A Conjuring of Light Page 74
Lila realized the room had gone quiet. They were all staring at her, the king and the captain, the magician and the priest and the prince. “What?”
“Where is it now,” said Rhy, “this map to anywhere?”
Lila shrugged. “Back in Grey London, I suspect, in a room at the top of the Stone’s Throw.”
“No,” said Kell gently. “It’s not there anymore.”
The knowledge hit her like a blow. A last door slamming closed. “Oh …” she said, a little breathless, “well … I should have figured someone would—”
“I took it,” cut in Kell. And then, before she could ask him why, he added, hurriedly, “It just caught my eye. It’s like you said, Lila, the map has a kind of pull to it. Must be the spellwork.”
“Must be,” said Alucard dryly.
Kell scowled at the captain, but went to fetch the map.
While he was gone, Maxim lowered himself into a chair, fingers gripping the cushioned arms. If anyone else noticed the strain in the monarch’s dark eyes, they said nothing, but Lila watched as Tieren moved too, taking up a place behind the king’s chair. One hand came to rest on Maxim’s shoulder, and Lila saw the king’s features softening, some pain or malady eased by the priest’s touch.
She didn’t know why the sight made her nervous, but she was still trying to shake the prickle of unease when Kell returned, map in hand. The room gathered around the table, all but the king, while Kell unfurled his prize, weighting the edges. One side was stained with long-dry blood. Lila’s fingers drifted toward the stain, but she stopped herself and shoved her hands instead in the pockets of her coat, fingers curling around her timepiece.
“I went back once,” said Kell softly, head tipped toward hers. “After Barron …”
After Barron, he said. As if Barron had been a simple thing, a marker in time. As if Holland hadn’t cut his throat.
“Nick anything else?” she asked, voice tight. Kell shook his head. “I’m sorry,” he said, and she didn’t know if he was sorry for taking the map, or for not taking more, or for simply reminding Lila of a life—a death—she wanted so badly to forget.
“Well,” asked the king, “is it a cipher?”
Alucard, on the other side of the table, nodded. “It appears to be.”
“But the doors were sealed centuries ago,” said Kell. “How would an Arnesian pirate’s cipher even come to be in Grey London?”
Lila blew out a breath. “Honestly, Kell.”
“What?” he snapped.
“You weren’t the first Antari,” she said, “and I’ll bet you weren’t the first to break the rules, either.”
Alucard raised a brow at the mention of Kell’s past crimes, but had the sense for once to say nothing. He kept his attention fixed on the map, running his fingers back and forth as if searching for a clue, a hidden clasp.

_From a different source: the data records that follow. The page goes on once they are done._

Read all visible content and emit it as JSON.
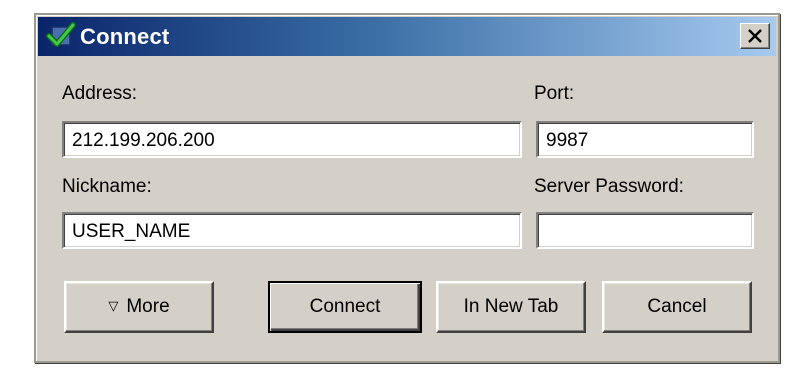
{
  "window": {
    "title": "Connect",
    "title_icon": "green-check-icon",
    "close_icon": "close-icon"
  },
  "form": {
    "address_label": "Address:",
    "address_value": "212.199.206.200",
    "port_label": "Port:",
    "port_value": "9987",
    "nickname_label": "Nickname:",
    "nickname_value": "USER_NAME",
    "password_label": "Server Password:",
    "password_value": ""
  },
  "buttons": {
    "more_label": "More",
    "more_icon": "triangle-down-icon",
    "connect_label": "Connect",
    "new_tab_label": "In New Tab",
    "cancel_label": "Cancel"
  },
  "colors": {
    "titlebar_start": "#0a246a",
    "titlebar_end": "#a6caf0",
    "dialog_bg": "#d4d0c8"
  }
}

“Do you even know what you’re doing?” asked Kell.
Alucard made a sound that was neither a yes nor a no, and might have been a curse.
“Spare a knife, Bard?” he said, and Lila produced a small, sharp blade from the cuff of her coat. Alucard took the weapon and briskly pierced his thumb, then pressed the cut to the corner of the paper.
“Blood magic?” she asked, sorry she’d never known how to unlock the map’s secrets, never even known it had secrets to unlock.
“Not really,” said Alucard. “Blood is just the ink.”
Under his hand, the map was unfolding—that was the word that came to mind—crimson spreading in thin lines across the paper, illuminating everything from ports and cities to the serpents marking the seas and a decorative band around the edge.
Lila’s pulse quickened.
Her map to anywhere became a map to everywhere—or, at least, everywhere a pirate might want to go.
She squinted, trying to decipher the blood-drawn names. She picked out Sasenroche—the black market carved into the cliffs at the place where Arnes and Faro and Vesk all met—and a town on the cliffs named Astor, as well as a spot at the northern edge of the empire marked only by a small star and the word Is Shast.
She remembered that word from the tavern in town, with its twofold meaning.
The Road, or the Soul.
But nowhere could she find the Ferase Stras.
“I don’t see it.”
“Patience, Bard.”
Alucard’s fingers skimmed the edge of the map, and that’s when she saw that the border wasn’t simply a design, but three bands of small, squat numbers trimming the paper. As she watched, the numbers seemed to move. It was a fractional progress, slow as syrup, but the longer she stared, the more certain she was—the first and third lines were shifting to the left, the middle to the right, to what end she didn’t know.
“This,” said Alucard proudly, tracing the lines, “is the pirate’s cipher.”
“Impressive,” said Kell, voice dripping with skepticism. “But can you read it?”
“You’d better hope so.”
Alucard took up a quill and began the strange alchemy of transmuting the shifting symbols of the map’s trim into something like coordinates: not one set, or two, but three. He did this, keeping up a steady stream of conversation not with the room, but with himself, the words too low for Lila to hear.
By the hearth, the king and Tieren fell into muted conversation.